Fairness Engineering in ML Models

Software engineering (SE) research has focused on identifying, localizing, and repairing defects in software systems. With the evolution of programming languages, coding practices and requirements, various kinds of bugs of software has drawn interest. Recent trend of machine learning techniques has raised the question of dependability of the predictive decisions. Fairness of the machine learning (ML) models has been an open issue for such software systems in last few years. In critical decision making such as loan approval, crime prediction, college admission or hiring employees, ML algorithms are being used. However, the problem of fairness has not been studied by the SE community as much as the ML community looked into it. We conducted an empirical study in our FSE'20 paper to investigate a number of SE concerns of measures, mitigation, and impact of unfairness in ML models.

It is important to ensure the fairness of the ML models so that no discrimination is made based on protected attribute (e.g., race, sex, age) while decision making.

First, it is important to look at the real-world software systems to understand the state of unfairness. Most of the study experiment using default-set classifiers from libraries. Thus, often the real faults and concerns with fairness are missed. However, it might be difficult to find such open-source models in the wild. We found a good number of models from Kaggle that helped to point down fairness issues in the wild.

Fairness Measures

The foremost big concern is that how do we know there is a fairness issue in my model. Well, it depends on the stakeholder and the context. The participants could ask for equal opportunity, while the owners focus on the disparate impact. A popular library for fairness, AIF360 has more than 70 metrics to measure fairness. Two most common used broad categories of fairness measures are:

  1. Group fairness
  2. Individual fairness

The impossibility theorem of fairness suggests that satisfying fairness with respect to all the definition can not be achievable, since one definition can contradict another. Furthermore, fairness in classification problem has been focused is most of the works, while fairness of regression or ranking problems is not yet well studied.
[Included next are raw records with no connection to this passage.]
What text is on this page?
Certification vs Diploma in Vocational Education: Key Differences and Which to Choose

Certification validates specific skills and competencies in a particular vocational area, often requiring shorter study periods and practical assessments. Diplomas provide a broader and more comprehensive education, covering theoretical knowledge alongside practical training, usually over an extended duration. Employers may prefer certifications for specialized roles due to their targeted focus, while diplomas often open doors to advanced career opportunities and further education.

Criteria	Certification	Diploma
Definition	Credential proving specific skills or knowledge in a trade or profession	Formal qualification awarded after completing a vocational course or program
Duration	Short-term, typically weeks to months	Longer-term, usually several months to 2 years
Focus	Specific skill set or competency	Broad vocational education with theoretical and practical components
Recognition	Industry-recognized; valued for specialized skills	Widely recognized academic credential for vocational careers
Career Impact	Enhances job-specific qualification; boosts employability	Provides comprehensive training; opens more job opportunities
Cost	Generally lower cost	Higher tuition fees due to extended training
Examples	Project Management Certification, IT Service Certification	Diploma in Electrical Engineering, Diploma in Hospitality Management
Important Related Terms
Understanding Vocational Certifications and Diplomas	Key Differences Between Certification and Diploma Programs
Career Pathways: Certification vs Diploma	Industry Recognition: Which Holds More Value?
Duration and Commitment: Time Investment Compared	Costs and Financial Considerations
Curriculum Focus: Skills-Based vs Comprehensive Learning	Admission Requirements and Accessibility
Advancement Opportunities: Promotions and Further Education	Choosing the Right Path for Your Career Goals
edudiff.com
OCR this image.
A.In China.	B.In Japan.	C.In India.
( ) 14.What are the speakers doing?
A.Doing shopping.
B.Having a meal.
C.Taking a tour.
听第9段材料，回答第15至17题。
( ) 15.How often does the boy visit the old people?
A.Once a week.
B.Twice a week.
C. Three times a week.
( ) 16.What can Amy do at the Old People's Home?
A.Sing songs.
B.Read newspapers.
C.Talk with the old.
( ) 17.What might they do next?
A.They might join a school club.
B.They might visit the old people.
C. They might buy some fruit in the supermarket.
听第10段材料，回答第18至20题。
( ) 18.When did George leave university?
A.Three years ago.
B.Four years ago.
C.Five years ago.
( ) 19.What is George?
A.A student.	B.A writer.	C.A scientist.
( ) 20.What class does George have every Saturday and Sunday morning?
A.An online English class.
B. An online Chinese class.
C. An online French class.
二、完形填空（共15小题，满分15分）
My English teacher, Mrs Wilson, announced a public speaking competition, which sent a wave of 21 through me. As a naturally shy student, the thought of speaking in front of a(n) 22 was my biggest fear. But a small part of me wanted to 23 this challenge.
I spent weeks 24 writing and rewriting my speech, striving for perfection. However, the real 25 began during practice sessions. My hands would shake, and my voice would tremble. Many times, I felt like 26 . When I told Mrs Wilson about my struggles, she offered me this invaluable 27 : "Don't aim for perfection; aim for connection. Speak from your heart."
Choosing appropriate fairness metrics and optimizing them simultaneously is an important requirement engineering problem to be solved.

We found several interesting finding from our experiments:

  1. Only one fairness metric would not show the whole picture. There is no metric that combines multiples metric too.

  2. Fairness metrics have their assumptions as well. Most of the group fairness metrics require the dataset divided into privileged and non-privileged. So, it can not compute unfairness among multiple groups (e.g., Asian, American, African, etc.) at the same time. Furthermore, the metrics measure fairness with respect to one protected attribute (race or sex or age). A fair model with respect to sex could be biased with respect to age.

  3. Developers often tend to optimize the models for accuracy, which causes unfairness.

  4. The library APIs such as classifiers from Scikit-Learn have several constructs that affect fairness. But those are not document and developers are aware of their fairness impacts.

  5. It is often thought that if data is fair, the model would be so too. Although data has a great deal of impact of fairness of the decisions, a model could be fairer which used biased data. At the same time, a model could be biased which was trained on unbiased data. We found that some data preparation techniques, thus, can have both positive or negative impact on fairness. Specifically, the data standardization and feature engineering (removal or creation) techniques affect fairness almost always.

Bias Mitigation

There are many bias mitigation techniques proposed in the literature, which are grouped into these categories:

  • Preprocessing techniques: These techniques operate on the training data to make the resulting model fairer.
  • In-processing techniques: These techniques alters the existing mode.
  • Post-processing techniques: The predictions are changes with some constraints to make them fairer.
Choosing a bias mitigation technique can be also confusing. Applying one mitigation technique can work for a particular metric and hamper accuracy as well as another fairness metric.

In our paper, we reported several observations that help to choose a mitigation technique for the model.

  1. Effective preprocessing mitigation technique is preferable, since it does not ruin accuracy in most of the cases.

  2. If the model exhibits a lot of bias, post-processing techniques are the most successful.

  3. Originally fairer models are debiased effectively by preprocessing or in-processing techniques.


Fairnes does not come free. In most of models, there is a accuracy loss when the mitigation technique are applied. Multi-objective optimization could be utilized to improve fairness and accuracy together.

  1. In-processing mitigation algorithms show uncertain behavior in their performance.

  2. Although post-processing algorithms are the most dominating in debiasing, they are always diminishing the model accuracy and F1 score.

  3. Trade-off between performance and fairness exists.

Overall, ensuring fairness require to address many dimensions of the problem at the same time. There is a wrong perception that only debiasing training data would suffice to make the model fair. The training is not always uniform and it does not learn from all the data instances equally. So, its needed to make the learning process better as well. Because of the tradeoff, multiple metrics, domain-specific issues, we need further testing and verification mechanisms as well. A few studies proposed fairness aware language constructs and test input generation techniques. However, we need further languages, tools, and methods to localize the fairness issue and repair them in real-world situations.